YSC’s recent research shows that while a few men actively campaign for more senior women in the workplace, most are either ambivalent about gender diversity or unaware of their personal contribution to a culture of inequality. Ignorance and avoidance – conscious or unconscious are correlated.
Sheryl Sandberg regularly cites that 64% of US male managers are reluctant to be alone in a room with a female colleague. Even in less litigious contexts, men are wary of appearing patronising or predatory when supporting a female colleague. Most, however, don’t see the need for any adjustment in their personal or professional behaviour towards female colleagues. Men are twice as likely as women to believe that opportunities for men and women are equal (Opp Now, 2014).
Apathy is understandable given the intractability of the issue. Despite the existence of financial incentives for achieving diversity objectives, male managers’ focus is sustained only as long as the extrinsic motivation applies.
Anecdotally, diverse teams disband as soon as the team leader’s focus moves on. Organisational sanctions don’t appear any more effective. Some organisations have diversity embedded within their operational risk framework – but this simply resuscitates lack of supply as a rationale for non-compliance.
Personal proximity to working women results in more positive attitudes. Recent research shows that male attitudes towards women’s professional progress vary alongside shifts in their personal relationships. Desai, Chugh & Brief (2014) have shown that men (in the UK and US) in dual career marriages have more positive views about women in the workplace and are more likely to promote women. Dahl, Dezső, & Gaddis Ross (2014) have shown a link between marginally preferential pay for female employees working for CEOs with daughters.
US research (Catalyst, 2010) demonstrates that awareness is the first step to engaging men in addressing gender inequality. Men most likely to connect with gender diversity need to be personally comfortable operating outside of masculine norms, have experience of a female mentor, and – most critically – a sense of fair play. A strong personal commitment to fairness is what distinguishes men who actively champion gender diversity.
Since the 2008 financial crash, research on the economic outperformance and enhanced corporate governance of companies with more women at the top has fuelled a shift of political will towards gender diversity in the boardroom.
But it is not surprising that the most vocal campaigners for more inclusive organisations are the chairmen and CEOs driven by a personal connection with the issue – be that through their daughter’s experiences of attitudinal career barriers or their own minority group status.
Organisational interventions that connect men in an up close and personal way with women’s experience – for example the 30% Club’s Cross Company Mentoring Scheme – appear a fruitful and effective way forward.
Six ways for men to overcome ambivalence towards women at work*:
- Approach gender diversity as an issue for men of all ages and all backgrounds.
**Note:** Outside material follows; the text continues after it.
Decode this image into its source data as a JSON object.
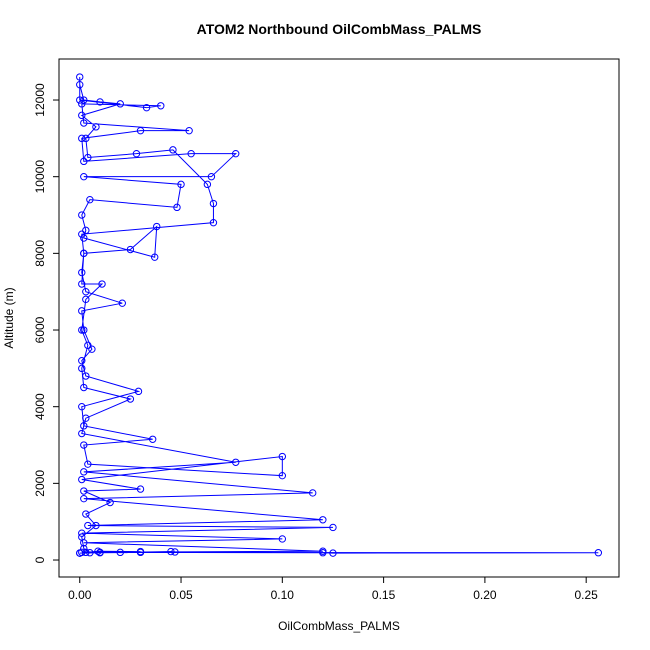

View men not only as beneficiaries of organisational diversity but as empowered bystanders who can make gender diversity a reality. Own the issue.
- If a colleague, friend, or family member is biased against female colleagues, or undermining of women in general, don't look the other way. Talk to him (or her) about it. Don't stay silent.
- Have the courage to look inwards. Try hard to understand how your own attitudes and actions might inadvertently be interpreted as sexist. Be self-honest.
- If you suspect a woman close to you is being treated unfairly, ask if you can help. Get involved.
- Be an ally to women working to end all forms of gender bias. Support organisational efforts to achieve gender diversity. Mentor aspiring female colleagues. Make a stand.
- Recognise and speak out against misogyny – even in the subtle forms of innuendo or banter. Stop colluding.
* Concept and ideas borrowed from Jackson Katz.